10. Intro (aufgenommen 1985)

Das Album Aura stammt aus der Feder des dänischen Jazztrompeters Palle Mikkelborg. Inhaltlich verfolgt er auf der Platte einen interessanten Ansatz und benennt die Songs (bzw. Sätze) nach den Farben, die er in Miles Davis’ Aura wahrgenommen haben möchte.

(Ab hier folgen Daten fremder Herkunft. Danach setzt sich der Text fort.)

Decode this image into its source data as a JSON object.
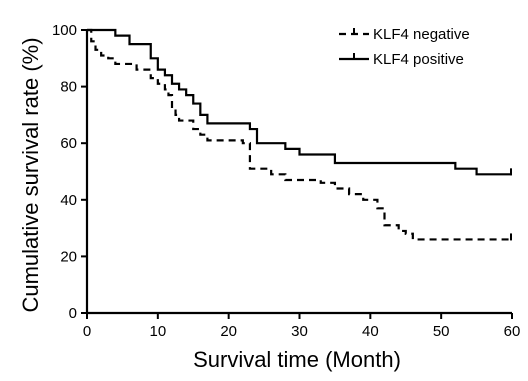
{
  "chart_data": {
    "type": "line",
    "step": true,
    "xlabel": "Survival time (Month)",
    "ylabel": "Cumulative survival rate (%)",
    "xlim": [
      0,
      60
    ],
    "ylim": [
      0,
      100
    ],
    "xticks": [
      "0",
      "10",
      "20",
      "30",
      "40",
      "50",
      "60"
    ],
    "yticks": [
      "0",
      "20",
      "40",
      "60",
      "80",
      "100"
    ],
    "grid": false,
    "legend_position": "top-right",
    "series": [
      {
        "name": "KLF4 negative",
        "style": "dashed",
        "x": [
          0,
          0.6,
          1.2,
          2,
          3,
          4,
          5,
          7,
          9,
          10,
          11,
          11.5,
          12,
          12.5,
          13,
          14,
          15,
          16,
          17,
          20,
          22,
          23,
          25,
          26,
          27,
          28,
          30,
          33,
          35,
          37,
          39,
          40,
          41,
          42,
          44,
          45,
          46,
          60
        ],
        "y": [
          100,
          96,
          93,
          91,
          90,
          88,
          88,
          86,
          83,
          81,
          79,
          77,
          72,
          70,
          68,
          68,
          65,
          63,
          61,
          61,
          60,
          51,
          51,
          49,
          49,
          47,
          47,
          46,
          44,
          42,
          40,
          40,
          37,
          31,
          29,
          28,
          26,
          26
        ]
      },
      {
        "name": "KLF4 positive",
        "style": "solid",
        "x": [
          0,
          3,
          4,
          6,
          8,
          9,
          10,
          11,
          12,
          13,
          14,
          15,
          16,
          17,
          22,
          23,
          24,
          26,
          28,
          30,
          35,
          52,
          55,
          60
        ],
        "y": [
          100,
          100,
          98,
          95,
          95,
          90,
          86,
          84,
          81,
          79,
          77,
          74,
          70,
          67,
          67,
          65,
          60,
          60,
          58,
          56,
          53,
          51,
          49,
          49
        ]
      }
    ]
  }
}
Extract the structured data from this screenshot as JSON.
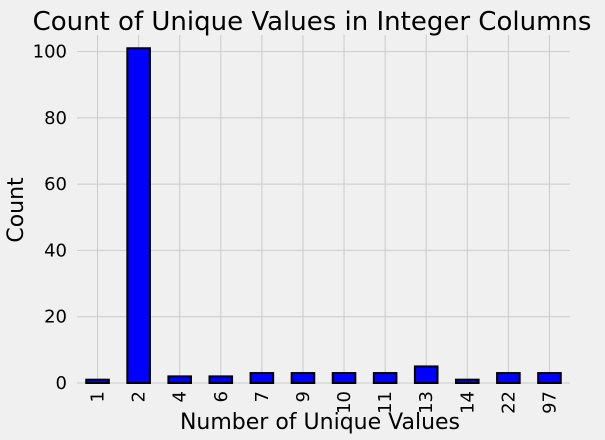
{
  "chart_data": {
    "type": "bar",
    "title": "Count of Unique Values in Integer Columns",
    "xlabel": "Number of Unique Values",
    "ylabel": "Count",
    "categories": [
      "1",
      "2",
      "4",
      "6",
      "7",
      "9",
      "10",
      "11",
      "13",
      "14",
      "22",
      "97"
    ],
    "values": [
      1,
      101,
      2,
      2,
      3,
      3,
      3,
      3,
      5,
      1,
      3,
      3
    ],
    "ylim": [
      0,
      105
    ],
    "yticks": [
      0,
      20,
      40,
      60,
      80,
      100
    ],
    "grid": true,
    "bar_color": "#0000ff",
    "edge_color": "#000000",
    "background": "#f0f0f0",
    "grid_color": "#cbcbcb"
  }
}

Das Intro baut er auf den zehn Buchstaben M-I-L-E-S D-A-V-I-S auf, denen er Töne zuordnet, aus denen er den Grundakkord für das Eröffnungsstück ableitet. Eigentlich sollte Davis selbst nur ein Solo zum letzten Satz beisteuern, doch schlussendlich spielt er in fast allen mit und nimmt sogar Einfluss auf das komponierte Material. Es handelt sich um die letzte Miles-Davis-Veröffentlichung, die zu seinen Lebzeiten erscheint.